WASHINGTON - U.S. employers added just 88,000 jobs in March, the fewest in nine months and a sharp retreat after a period of strong hiring. The slowdown may signal that the economy is heading into a weak spring.
The Labor Department said Friday that the unemployment rate dipped to 7.6 percent from 7.7 percent, the lowest in four years. But the rate fell last month only because more people stopped looking for work. People who are out of work are no longer counted as unemployed once they stop looking for a job.
The percentage of Americans working or looking for jobs fell to 63.3 percent in March, the lowest such figure in nearly 34 years.
Stock futures fell after the jobs report was released.
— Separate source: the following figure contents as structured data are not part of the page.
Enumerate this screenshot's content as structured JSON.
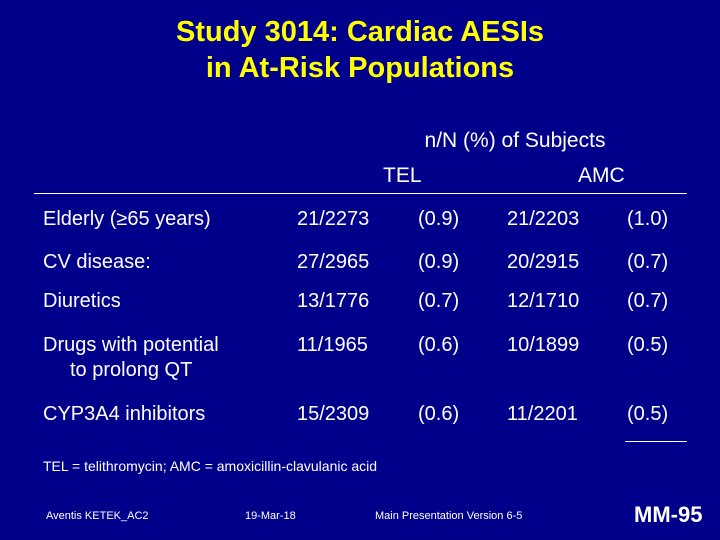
{
  "title": {
    "line1": "Study 3014: Cardiac AESIs",
    "line2": "in At-Risk Populations"
  },
  "columns": {
    "caption": "n/N (%) of Subjects",
    "tel": "TEL",
    "amc": "AMC"
  },
  "rows": [
    {
      "label": "Elderly (≥65 years)",
      "label2": "",
      "tel_n": "21/2273",
      "tel_pct": "(0.9)",
      "amc_n": "21/2203",
      "amc_pct": "(1.0)"
    },
    {
      "label": "CV disease:",
      "label2": "",
      "tel_n": "27/2965",
      "tel_pct": "(0.9)",
      "amc_n": "20/2915",
      "amc_pct": "(0.7)"
    },
    {
      "label": "Diuretics",
      "label2": "",
      "tel_n": "13/1776",
      "tel_pct": "(0.7)",
      "amc_n": "12/1710",
      "amc_pct": "(0.7)"
    },
    {
      "label": "Drugs with potential",
      "label2": "to prolong QT",
      "tel_n": "11/1965",
      "tel_pct": "(0.6)",
      "amc_n": "10/1899",
      "amc_pct": "(0.5)"
    },
    {
      "label": "CYP3A4 inhibitors",
      "label2": "",
      "tel_n": "15/2309",
      "tel_pct": "(0.6)",
      "amc_n": "11/2201",
      "amc_pct": "(0.5)"
    }
  ],
  "footnote": "TEL = telithromycin; AMC = amoxicillin-clavulanic acid",
  "footer": {
    "left": "Aventis KETEK_AC2",
    "date": "19-Mar-18",
    "version": "Main Presentation Version 6-5",
    "slide_number": "MM-95"
  }
}
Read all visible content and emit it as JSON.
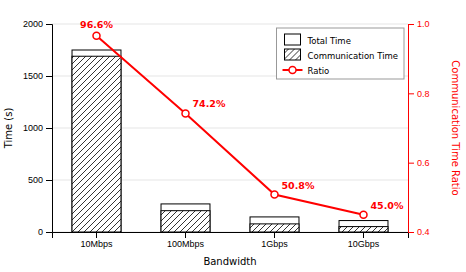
{
  "chart_data": {
    "type": "bar",
    "categories": [
      "10Mbps",
      "100Mbps",
      "1Gbps",
      "10Gbps"
    ],
    "series": [
      {
        "name": "Total Time",
        "type": "bar",
        "color": "#ffffff",
        "values": [
          1750,
          270,
          145,
          110
        ]
      },
      {
        "name": "Communication Time",
        "type": "bar",
        "color": "#ffffff",
        "values": [
          1690,
          205,
          78,
          52
        ]
      },
      {
        "name": "Ratio",
        "type": "line",
        "axis": "y2",
        "color": "#ff0000",
        "marker": "circle",
        "data_labels": true,
        "values": [
          0.966,
          0.742,
          0.508,
          0.45
        ],
        "value_labels": [
          "96.6%",
          "74.2%",
          "50.8%",
          "45.0%"
        ]
      }
    ],
    "x_label": "Bandwidth",
    "y_label": "Time (s)",
    "y2_label": "Communication Time Ratio",
    "ylim": [
      0,
      2000
    ],
    "yticks": [
      0,
      500,
      1000,
      1500,
      2000
    ],
    "y2lim": [
      0.4,
      1.0
    ],
    "y2ticks": [
      0.4,
      0.6,
      0.8,
      {
        "value": 1.0,
        "label": "1.0"
      }
    ],
    "legend": "upper right"
  }
}
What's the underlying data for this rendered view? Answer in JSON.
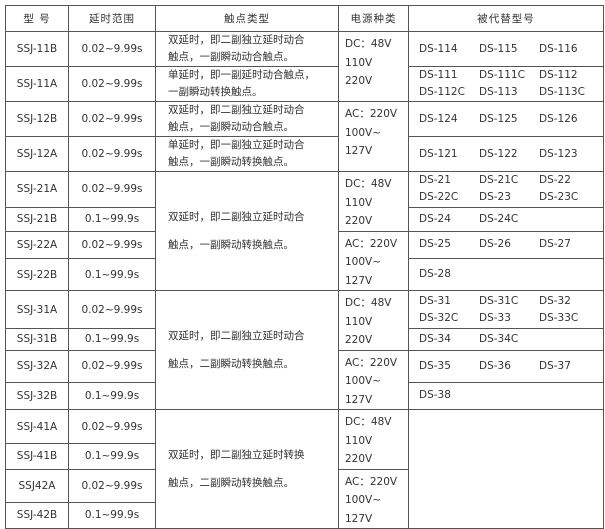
{
  "header": [
    "型 号",
    "延时范围",
    "触点类型",
    "电源种类",
    "被代替型号"
  ],
  "rows": [
    {
      "model": "SSJ-11B",
      "delay": "0.02~9.99s",
      "replaced": [
        "DS-114",
        "DS-115",
        "DS-116"
      ]
    },
    {
      "model": "SSJ-11A",
      "delay": "0.02~9.99s",
      "replaced": [
        "DS-111",
        "DS-111C",
        "DS-112",
        "DS-112C",
        "DS-113",
        "DS-113C"
      ]
    },
    {
      "model": "SSJ-12B",
      "delay": "0.02~9.99s",
      "replaced": [
        "DS-124",
        "DS-125",
        "DS-126"
      ]
    },
    {
      "model": "SSJ-12A",
      "delay": "0.02~9.99s",
      "replaced": [
        "DS-121",
        "DS-122",
        "DS-123"
      ]
    },
    {
      "model": "SSJ-21A",
      "delay": "0.02~9.99s",
      "replaced": [
        "DS-21",
        "DS-21C",
        "DS-22",
        "DS-22C",
        "DS-23",
        "DS-23C"
      ]
    },
    {
      "model": "SSJ-21B",
      "delay": "0.1~99.9s",
      "replaced": [
        "DS-24",
        "DS-24C"
      ]
    },
    {
      "model": "SSJ-22A",
      "delay": "0.02~9.99s",
      "replaced": [
        "DS-25",
        "DS-26",
        "DS-27"
      ]
    },
    {
      "model": "SSJ-22B",
      "delay": "0.1~99.9s",
      "replaced": [
        "DS-28"
      ]
    },
    {
      "model": "SSJ-31A",
      "delay": "0.02~9.99s",
      "replaced": [
        "DS-31",
        "DS-31C",
        "DS-32",
        "DS-32C",
        "DS-33",
        "DS-33C"
      ]
    },
    {
      "model": "SSJ-31B",
      "delay": "0.1~99.9s",
      "replaced": [
        "DS-34",
        "DS-34C"
      ]
    },
    {
      "model": "SSJ-32A",
      "delay": "0.02~9.99s",
      "replaced": [
        "DS-35",
        "DS-36",
        "DS-37"
      ]
    },
    {
      "model": "SSJ-32B",
      "delay": "0.1~99.9s",
      "replaced": [
        "DS-38"
      ]
    },
    {
      "model": "SSJ-41A",
      "delay": "0.02~9.99s",
      "replaced": []
    },
    {
      "model": "SSJ-41B",
      "delay": "0.1~99.9s"
    },
    {
      "model": "SSJ42A",
      "delay": "0.02~9.99s"
    },
    {
      "model": "SSJ-42B",
      "delay": "0.1~99.9s"
    }
  ],
  "contacts": [
    {
      "start": 0,
      "span": 1,
      "lines": [
        "双延时，即二副独立延时动合",
        "触点，一副瞬动动合触点。"
      ]
    },
    {
      "start": 1,
      "span": 1,
      "lines": [
        "单延时，即一副延时动合触点，",
        "一副瞬动转换触点。"
      ]
    },
    {
      "start": 2,
      "span": 1,
      "lines": [
        "双延时，即二副独立延时动合",
        "触点，一副瞬动动合触点。"
      ]
    },
    {
      "start": 3,
      "span": 1,
      "lines": [
        "单延时，即一副独立延时动合",
        "触点，一副瞬动转换触点。"
      ]
    },
    {
      "start": 4,
      "span": 4,
      "lines": [
        "双延时，即二副独立延时动合",
        "触点，一副瞬动转换触点。"
      ]
    },
    {
      "start": 8,
      "span": 4,
      "lines": [
        "双延时，即二副独立延时动合",
        "触点，二副瞬动转换触点。"
      ]
    },
    {
      "start": 12,
      "span": 4,
      "lines": [
        "双延时，即二副独立延时转换",
        "触点，二副瞬动转换触点。"
      ]
    }
  ],
  "power": [
    {
      "start": 0,
      "lines": [
        "DC：48V",
        "110V",
        "220V"
      ]
    },
    {
      "start": 2,
      "lines": [
        "AC：220V",
        "100V~",
        "127V"
      ]
    },
    {
      "start": 4,
      "lines": [
        "DC：48V",
        "110V",
        "220V"
      ]
    },
    {
      "start": 6,
      "lines": [
        "AC：220V",
        "100V~",
        "127V"
      ]
    },
    {
      "start": 8,
      "lines": [
        "DC：48V",
        "110V",
        "220V"
      ]
    },
    {
      "start": 10,
      "lines": [
        "AC：220V",
        "100V~",
        "127V"
      ]
    },
    {
      "start": 12,
      "lines": [
        "DC：48V",
        "110V",
        "220V"
      ]
    },
    {
      "start": 14,
      "lines": [
        "AC：220V",
        "100V~",
        "127V"
      ]
    }
  ],
  "replaced_empty_span_start": 12
}
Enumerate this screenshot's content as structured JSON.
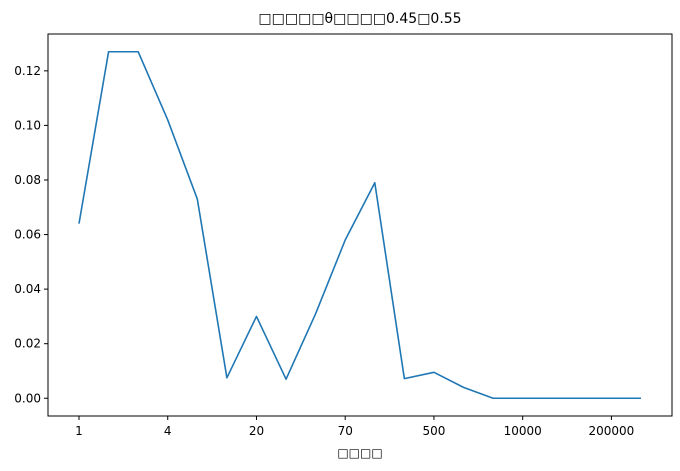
{
  "chart_data": {
    "type": "line",
    "title": "□□□□□θ□□□□0.45□0.55",
    "xlabel": "□□□□",
    "ylabel": "",
    "x_tick_labels": [
      "1",
      "4",
      "20",
      "70",
      "500",
      "10000",
      "200000"
    ],
    "x_tick_positions": [
      0,
      3,
      6,
      9,
      12,
      15,
      18
    ],
    "ylim": [
      -0.0065,
      0.1335
    ],
    "y_ticks": [
      0.0,
      0.02,
      0.04,
      0.06,
      0.08,
      0.1,
      0.12
    ],
    "grid": false,
    "series": [
      {
        "name": "",
        "color": "#1f77b4",
        "values": [
          0.064,
          0.127,
          0.127,
          0.102,
          0.073,
          0.0075,
          0.03,
          0.007,
          0.031,
          0.058,
          0.079,
          0.0072,
          0.0095,
          0.004,
          0.0,
          0.0,
          0.0,
          0.0,
          0.0,
          0.0
        ]
      }
    ]
  }
}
March's job gains were half the pace of the previous six months, when the economy added an average of 196,000 jobs a month. The government said hiring was even stronger in the previous two months than previously estimated. February's job gains were revised to 268,000, up from 236,000. January job growth was raised to 148,000, up from 119,000.
Several industries cut back sharply on hiring in March. Retailers cut 24,000 jobs after averaging 32,000 in the previous three months. Manufacturers cut 3,000 jobs after adding 19,000 the previous month. Financial services shed 2,000.
Economists say the decline in the work force reflects several trends: many of those out of work become discouraged and give up on their job hunts. And as the population ages, more people are retiring.
Most economists think the economy strengthened from January through March, helped by the pickup in hiring, a sustained recovery in housing and a more resilient consumer. Consumers stepped up purchases in February and January, even after Social Security taxes increased this year.
Still the higher taxes have reduced paychecks. And many economists say steep government spending cuts that began taking effect March 1 will slow growth in the spring and summer.
Mark Vitner, an economist at Wells Fargo Securities, thinks the economy expanded at a 3.2 percent annual rate in the first quarter. But he forecasts that growth will slow to a 2 percent annual pace in the current second quarter, and then rebound after the impact of the government spending cuts fades.
Economists expect the spending reductions will shave half a percentage point off economic growth this year. Many federal workers will experience pay cuts. And government contractors will likely cut jobs. That could also drag down overall monthly hiring.